Australia’s fourth-quarter business indicators data came in weaker than market expectations, with profits, wages and inventories all coming in below consensus estimates. These numbers provide some downside bias to the estimate in the Q4 gross domestic product (GDP), due for release on Wednesday, ANZ Research reported.
Company profits posted a solid headline rise (+2.2 percent q/q) in Q4 following a modest decline of 0.1 percent q/q. After adjusting for inventory valuations the result was much weaker, however, with profits actually falling 2.4 percent q/q.
Non-mining profits rose 1.2 percent q/q to be 5.8 percent higher than a year ago. While this is a solid result, the buoyancy in business conditions and profitability indicators would have suggested a stronger result. By industry, the numbers are volatile quarter to quarter, but in terms of annual growth, the areas of strength are administrative services, utilities, wholesale trade, and finance.

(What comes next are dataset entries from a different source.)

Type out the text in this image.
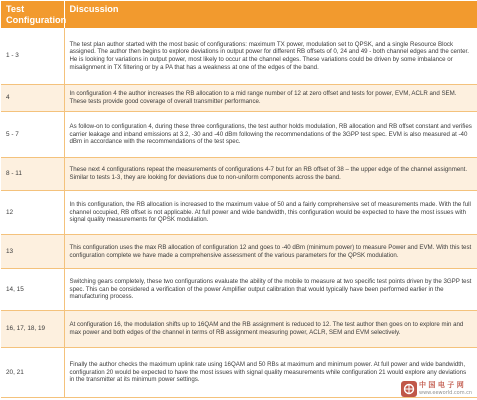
Test
Configuration	Discussion
1 - 3	The test plan author started with the most basic of configurations: maximum TX power, modulation set to QPSK, and a single Resource Block assigned. The author then begins to explore deviations in output power for different RB offsets of 0, 24 and 49 - both channel edges and the center. He is looking for variations in output power, most likely to occur at the channel edges. These variations could be driven by some imbalance or misalignment in TX filtering or by a PA that has a weakness at one of the edges of the band.
4	In configuration 4 the author increases the RB allocation to a mid range number of 12 at zero offset and tests for power, EVM, ACLR and SEM. These tests provide good coverage of overall transmitter performance.
5 - 7	As follow-on to configuration 4, during these three configurations, the test author holds modulation, RB allocation and RB offset constant and verifies carrier leakage and inband emissions at 3.2, -30 and -40 dBm following the recommendations of the 3GPP test spec. EVM is also measured at -40 dBm in accordance with the recommendations of the test spec.
8 - 11	These next 4 configurations repeat the measurements of configurations 4-7 but for an RB offset of 38 – the upper edge of the channel assignment. Similar to tests 1-3, they are looking for deviations due to non-uniform components across the band.
12	In this configuration, the RB allocation is increased to the maximum value of 50 and a fairly comprehensive set of measurements made. With the full channel occupied, RB offset is not applicable. At full power and wide bandwidth, this configuration would be expected to have the most issues with signal quality measurements for QPSK modulation.
13	This configuration uses the max RB allocation of configuration 12 and goes to -40 dBm (minimum power) to measure Power and EVM. With this test configuration complete we have made a comprehensive assessment of the various parameters for the QPSK modulation.
14, 15	Switching gears completely, these two configurations evaluate the ability of the mobile to measure at two specific test points driven by the 3GPP test spec. This can be considered a verification of the power Amplifier output calibration that would typically have been performed earlier in the manufacturing process.
16, 17, 18, 19	At configuration 16, the modulation shifts up to 16QAM and the RB assignment is reduced to 12. The test author then goes on to explore min and max power and both edges of the channel in terms of RB assignment measuring power, ACLR, SEM and EVM selectively.
20, 21	Finally the author checks the maximum uplink rate using 16QAM and 50 RBs at maximum and minimum power. At full power and wide bandwidth, configuration 20 would be expected to have the most issues with signal quality measurements while configuration 21 would explore any deviations in the transmitter at its minimum power settings.
中 国 电 子 网
www.eeworld.com.cn
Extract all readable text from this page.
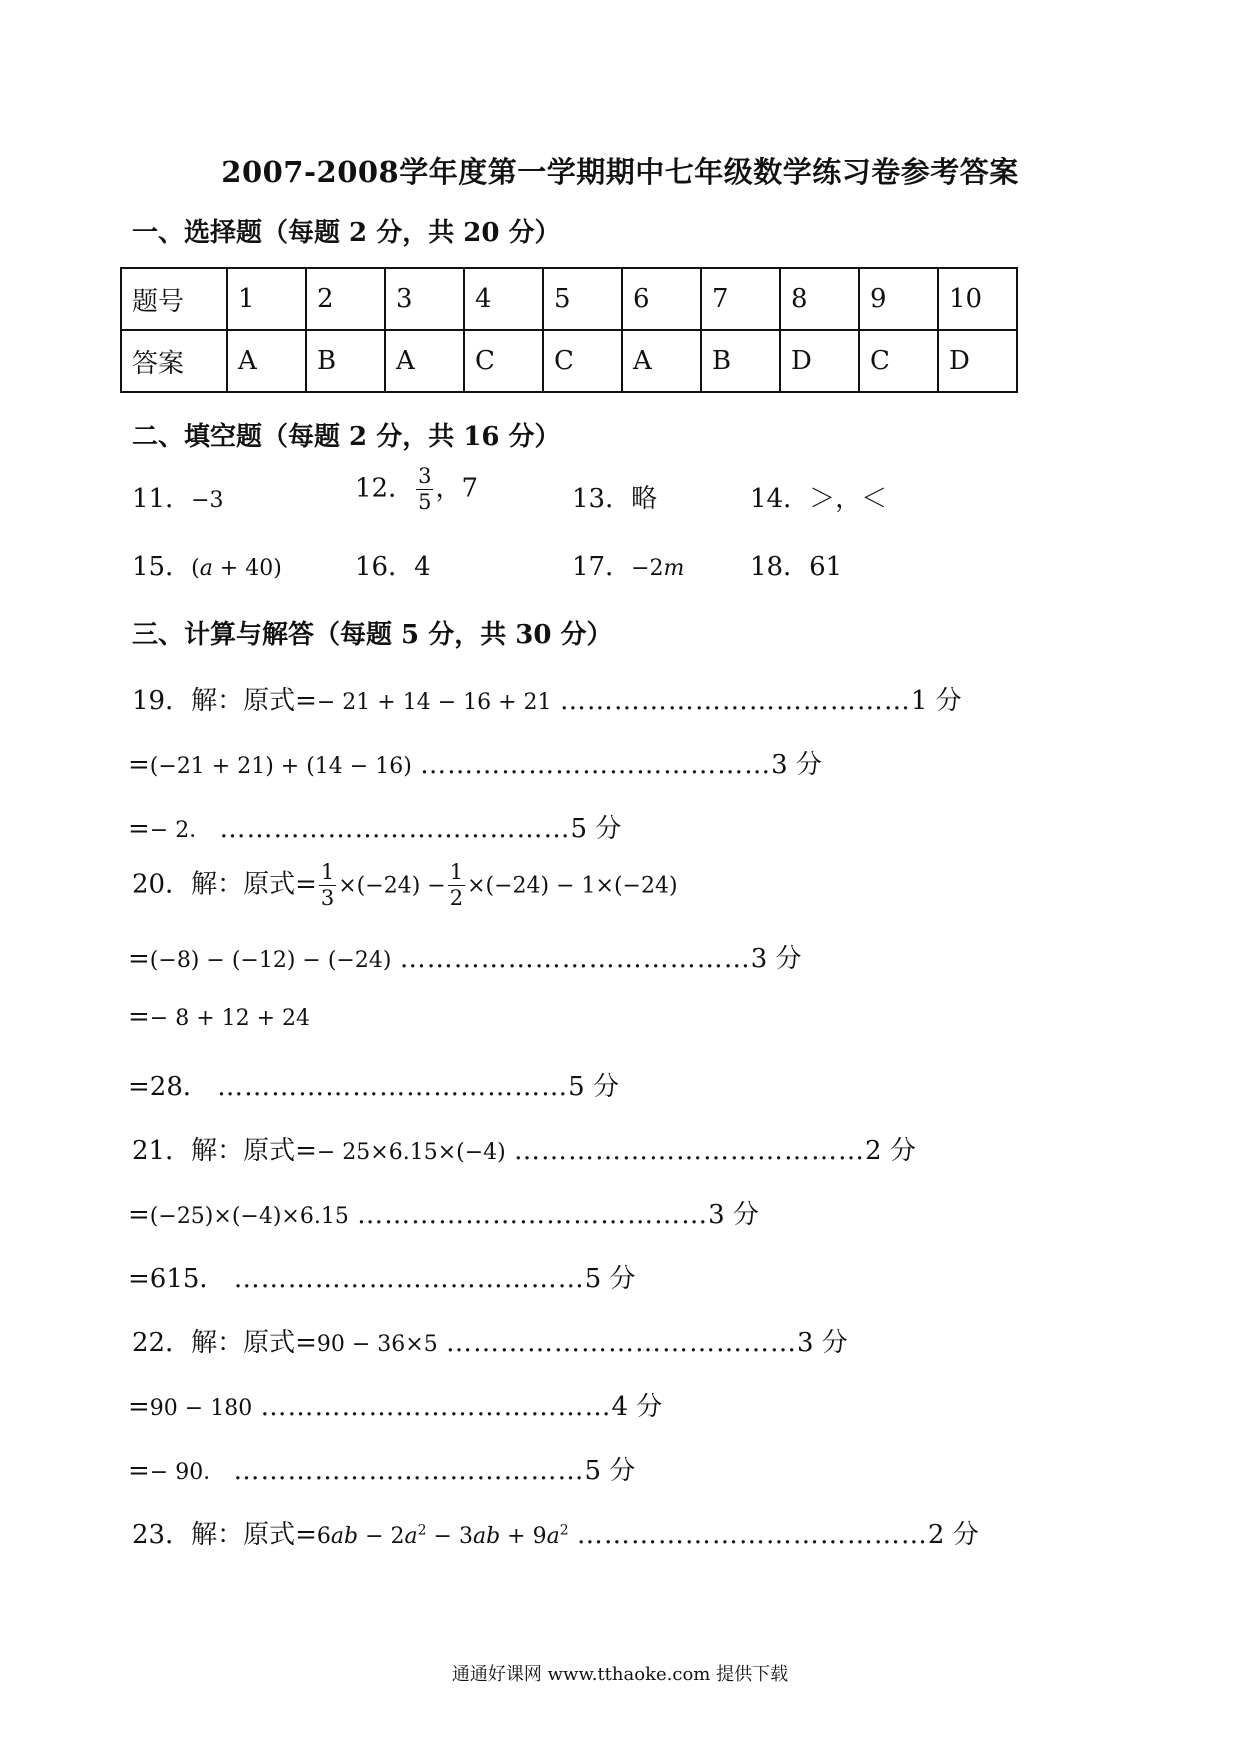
2007-2008学年度第一学期期中七年级数学练习卷参考答案
一、选择题（每题 2 分，共 20 分）
题号	1	2	3	4	5	6	7	8	9	10
答案	A	B	A	C	C	A	B	D	C	D
二、填空题（每题 2 分，共 16 分）
11．−3	12． $\frac{3}{5}$ ，7	13．略	14．＞，＜
15．(a + 40)	16．4	17．−2m	18．61
三、计算与解答（每题 5 分，共 30 分）
19．解：原式=− 21 + 14 − 16 + 21 …………………………………1 分
=(−21 + 21) + (14 − 16) …………………………………3 分
=− 2． …………………………………5 分
20．解：原式= $\frac{1}{3} \times(-24) - \frac{1}{2} \times(-24) - 1\times(-24)$
=(−8) − (−12) − (−24) …………………………………3 分
=− 8 + 12 + 24
=28． …………………………………5 分
21．解：原式=− 25×6.15×(−4) …………………………………2 分
=(−25)×(−4)×6.15 …………………………………3 分
=615． …………………………………5 分
22．解：原式=90 − 36×5 …………………………………3 分
=90 − 180 …………………………………4 分
=− 90． …………………………………5 分
23．解：原式$=6ab - 2a^2 - 3ab + 9a^2$ …………………………………2 分
通通好课网 www.tthaoke.com 提供下载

"Conversely, one of the weakest sectors is construction, which seems surprising given the strength in activity. We expect that non-mining profits will continue to strengthen given ongoing elevated business conditions. Mining profits rose 4.2 percent q/q, with commodity prices relatively flat in Q4" the report added.
Growth in the wages bill was solid, although not as strong as was expected. It rose 1.0 percent q/q, following a 1.3 percent rise in Q3 (upwardly revised from +1.1 percent), bringing annual growth up to 4.3 percent. The wages bill is being supported by strong growth in employment and further gains should support growth in household incomes and consumption.